Ignition timing is the measurement, in degrees of crankshaft rotation, of the point at which the spark plugs fire in each of the cylinders. It is measured in degrees before or after Top Dead Center (TDC) of the compression stroke.
Because it takes a fraction of a second for the spark plug to ignite the mixture in the cylinder, the spark plug must fire a little before the piston reaches TDC. Otherwise, the mixture will not be completely ignited as the piston passes TDC and the full power of the explosion will not be used by the engine.
The timing measurement is given in degrees of crankshaft rotation before the piston reaches TDC (BTDC). If the setting for the ignition timing is 5°BTDC, the spark plug must fire 5° before each piston reaches TDC. This only holds true, however, when the engine is at idle speed.
As the engine speed increases, the pistons go faster. The spark plugs have to ignite the fuel even sooner if it is to be completely ignited when the piston reaches TDC.
If the ignition is set too far advanced (BTDC), the ignition and explosion of the fuel in the cylinder will occur too soon and tend to force the piston down while it is still traveling up. This causes engine ping. If the ignition spark is set too far retarded, after TDC (ATDC), the piston will have already passed TDC and started on its way down when the fuel is ignited. This will cause the piston to be forced down for only a portion of its travel. This will result in poor engine performance and lack of power.
When timing the engine, the No. 1 plug wire should be used to trigger the timing light. The notch for the No. 1 cylinder is scribed across the crankshaft pulley.
The basic timing light operates from the car's battery. Two alligator clips connect to the battery terminals, while a third wire connects to the spark plug with an adapter or to the spark plug wire with an inductive pickup. This type of light is more expensive, but the xenon bulb provides a nice bright flash which can even be seen in sunlight. Some timing lights have other functions built into them, such as dwell meters, tachometers, or remote starting switches. These are convenient, in that they reduce the tangle of wires under the hood, but may duplicate the functions of tools you already have.
Because the car has electronic ignition, you should use a timing light with an inductive pickup. This pickup simply clamps around the Number 1 spark plug wire, eliminating the adapter. It is not susceptible to crossfiring or false triggering, which may occur with a conventional light due to the greater voltages produced by HEI.
See Figures 1, 2 and 3
- Locate the timing marks on the crankshaft pulley and the front of the engine. They may be viewed easier by looking down between the timing cover and the back of the water pump.

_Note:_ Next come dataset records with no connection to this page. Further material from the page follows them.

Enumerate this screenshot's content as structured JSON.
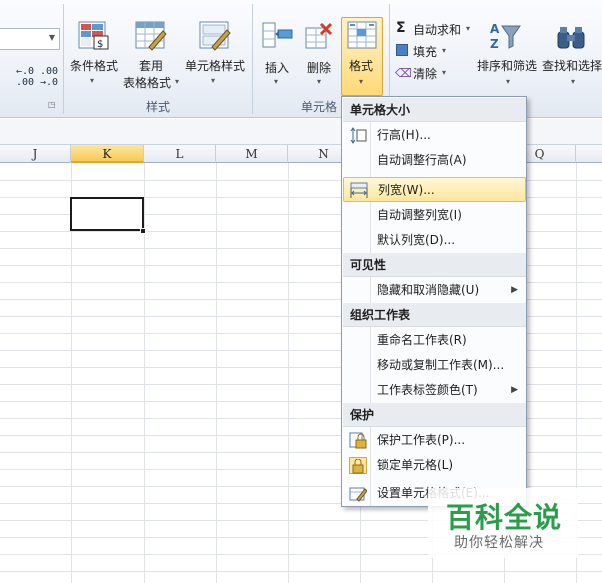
{
  "ribbon": {
    "styles_group": {
      "label": "样式",
      "conditional_format": "条件格式",
      "table_format_line1": "套用",
      "table_format_line2": "表格格式",
      "cell_styles": "单元格样式"
    },
    "number_group": {
      "inc_decimal": "←.0 .00",
      "dec_decimal": ".00 →.0"
    },
    "cells_group": {
      "label": "单元格",
      "insert": "插入",
      "delete": "删除",
      "format": "格式"
    },
    "editing_group": {
      "autosum": "自动求和",
      "fill": "填充",
      "clear": "清除",
      "sort_filter": "排序和筛选",
      "find_select": "查找和选择"
    }
  },
  "columns": [
    "J",
    "K",
    "L",
    "M",
    "N",
    "Q"
  ],
  "active_column": "K",
  "menu": {
    "sections": [
      {
        "header": "单元格大小",
        "items": [
          {
            "label": "行高(H)...",
            "icon": "row-height-icon",
            "submenu": false
          },
          {
            "label": "自动调整行高(A)",
            "icon": "",
            "submenu": false
          },
          {
            "label": "列宽(W)...",
            "icon": "column-width-icon",
            "submenu": false,
            "hover": true
          },
          {
            "label": "自动调整列宽(I)",
            "icon": "",
            "submenu": false
          },
          {
            "label": "默认列宽(D)...",
            "icon": "",
            "submenu": false
          }
        ]
      },
      {
        "header": "可见性",
        "items": [
          {
            "label": "隐藏和取消隐藏(U)",
            "icon": "",
            "submenu": true
          }
        ]
      },
      {
        "header": "组织工作表",
        "items": [
          {
            "label": "重命名工作表(R)",
            "icon": "",
            "submenu": false
          },
          {
            "label": "移动或复制工作表(M)...",
            "icon": "",
            "submenu": false
          },
          {
            "label": "工作表标签颜色(T)",
            "icon": "",
            "submenu": true
          }
        ]
      },
      {
        "header": "保护",
        "items": [
          {
            "label": "保护工作表(P)...",
            "icon": "protect-sheet-icon",
            "submenu": false
          },
          {
            "label": "锁定单元格(L)",
            "icon": "lock-cell-icon",
            "submenu": false
          },
          {
            "label": "设置单元格格式(E)...",
            "icon": "format-cells-icon",
            "submenu": false
          }
        ]
      }
    ]
  },
  "watermark": {
    "title": "百科全说",
    "subtitle": "助你轻松解决"
  },
  "colors": {
    "accent_hover": "#ffe69a",
    "watermark_green": "#2a9d4a"
  }
}
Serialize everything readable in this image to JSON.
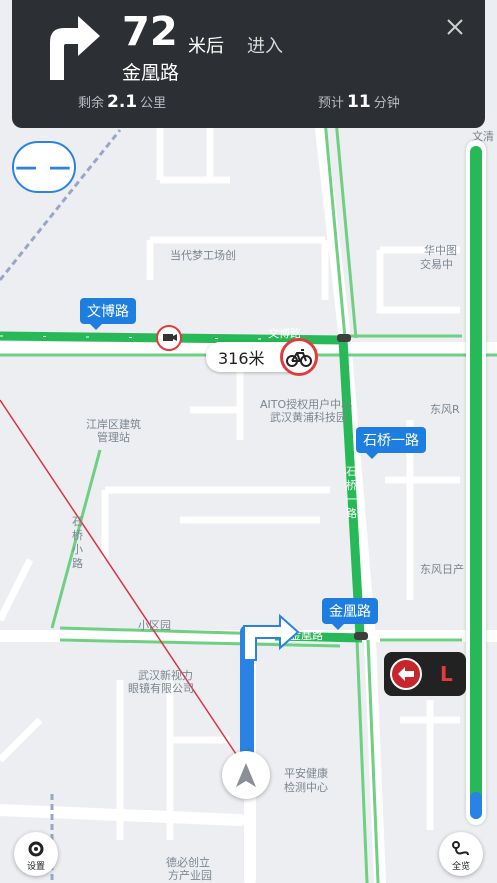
{
  "nav": {
    "distance_value": "72",
    "distance_unit": "米后",
    "action": "进入",
    "street": "金凰路",
    "remaining_label": "剩余",
    "remaining_value": "2.1",
    "remaining_unit": "公里",
    "eta_label": "预计",
    "eta_value": "11",
    "eta_unit": "分钟"
  },
  "map": {
    "road_tags": [
      "文博路",
      "石桥一路",
      "金凰路"
    ],
    "distance_badge": "316米",
    "pois": {
      "dangdai": "当代梦工场创",
      "aito_line1": "AITO授权用户中心",
      "aito_line2": "武汉黄浦科技园",
      "jiangan": "江岸区建筑",
      "jiangan2": "管理站",
      "huazhong": "华中图",
      "huazhong2": "交易中",
      "dongfeng1": "东风R",
      "dongfeng2": "东风日产",
      "xiaoxiao": "小区园",
      "glasses1": "武汉新视力",
      "glasses2": "眼镜有限公司",
      "health1": "平安健康",
      "health2": "检测中心",
      "desheng1": "德必创立",
      "desheng2": "方产业园",
      "wenqing": "文清",
      "wenbo_small": "文博路",
      "jinhuang_small": "金凰路",
      "shiqiao_vertical": "石桥一路",
      "shiqiao_xiao": "石桥小路"
    },
    "lane_text": "L"
  },
  "controls": {
    "settings_label": "设置",
    "overview_label": "全览",
    "dash_label": "— —"
  },
  "colors": {
    "route_green": "#27b857",
    "route_blue": "#2a82e4",
    "card_bg": "#2c2f33",
    "alert_red": "#e33b3b"
  },
  "progress": {
    "remaining_fraction": 0.96
  }
}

- Clean off the marks and coat them with white paint or chalk, so that they may be easily identified.
- Warm the engine to normal operating temperatures and stop the engine. Connect a tachometer to the distributor.

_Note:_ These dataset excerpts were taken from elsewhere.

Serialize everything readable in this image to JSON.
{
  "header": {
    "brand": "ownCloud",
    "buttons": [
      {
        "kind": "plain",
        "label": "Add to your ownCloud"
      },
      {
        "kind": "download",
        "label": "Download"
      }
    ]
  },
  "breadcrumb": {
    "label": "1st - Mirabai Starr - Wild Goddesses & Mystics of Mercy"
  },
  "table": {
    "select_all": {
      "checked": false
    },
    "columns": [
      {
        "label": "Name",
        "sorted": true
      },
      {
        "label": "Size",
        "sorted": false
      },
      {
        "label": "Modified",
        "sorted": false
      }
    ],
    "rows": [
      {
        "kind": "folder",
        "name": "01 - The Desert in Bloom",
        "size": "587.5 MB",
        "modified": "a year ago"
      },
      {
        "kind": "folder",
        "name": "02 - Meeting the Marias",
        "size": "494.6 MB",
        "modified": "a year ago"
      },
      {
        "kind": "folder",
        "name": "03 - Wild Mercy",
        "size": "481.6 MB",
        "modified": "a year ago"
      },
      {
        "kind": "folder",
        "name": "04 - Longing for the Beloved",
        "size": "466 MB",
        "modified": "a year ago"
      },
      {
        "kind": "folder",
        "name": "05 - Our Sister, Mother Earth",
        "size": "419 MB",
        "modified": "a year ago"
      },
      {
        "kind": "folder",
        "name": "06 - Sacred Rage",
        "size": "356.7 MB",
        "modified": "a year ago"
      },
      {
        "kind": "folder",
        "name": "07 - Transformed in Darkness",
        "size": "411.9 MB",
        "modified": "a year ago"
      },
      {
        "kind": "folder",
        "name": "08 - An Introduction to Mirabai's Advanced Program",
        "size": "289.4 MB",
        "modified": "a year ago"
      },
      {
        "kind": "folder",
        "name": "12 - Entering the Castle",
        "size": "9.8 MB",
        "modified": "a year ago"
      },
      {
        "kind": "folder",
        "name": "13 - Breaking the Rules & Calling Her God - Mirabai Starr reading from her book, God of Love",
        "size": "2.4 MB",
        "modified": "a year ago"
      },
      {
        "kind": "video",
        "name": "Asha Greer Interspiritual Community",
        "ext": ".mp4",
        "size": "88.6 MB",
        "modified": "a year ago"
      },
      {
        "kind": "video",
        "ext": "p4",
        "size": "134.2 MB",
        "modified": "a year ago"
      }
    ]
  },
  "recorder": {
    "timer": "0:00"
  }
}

- Install a timing light with an inductive pick-lead to the No. 1 spark plug wire. Front left (driver's side cylinder).
To set the base timing the ECM EST must be bypassed. To do this, do the following:
For all 1990-91 vehicles - ground diagnostic terminal (terminals A and B) in the ALDL diagnostic connector
- Turn off all accessories, place the transmission in N for manual and PARK for auto. Set the parking brake.
- Loosen the distributor bolt so that the distributor may be turned.
- Start the engine and aim the timing light at the timing marks. With the engine idling, adjust the timing marks.
- Turn the engine off and tighten the distributor bolt. Turn the engine on and recheck the timing marks.
- Turn the engine off and disconnect the timing light and tachometer. Reconnect the distributor connectors.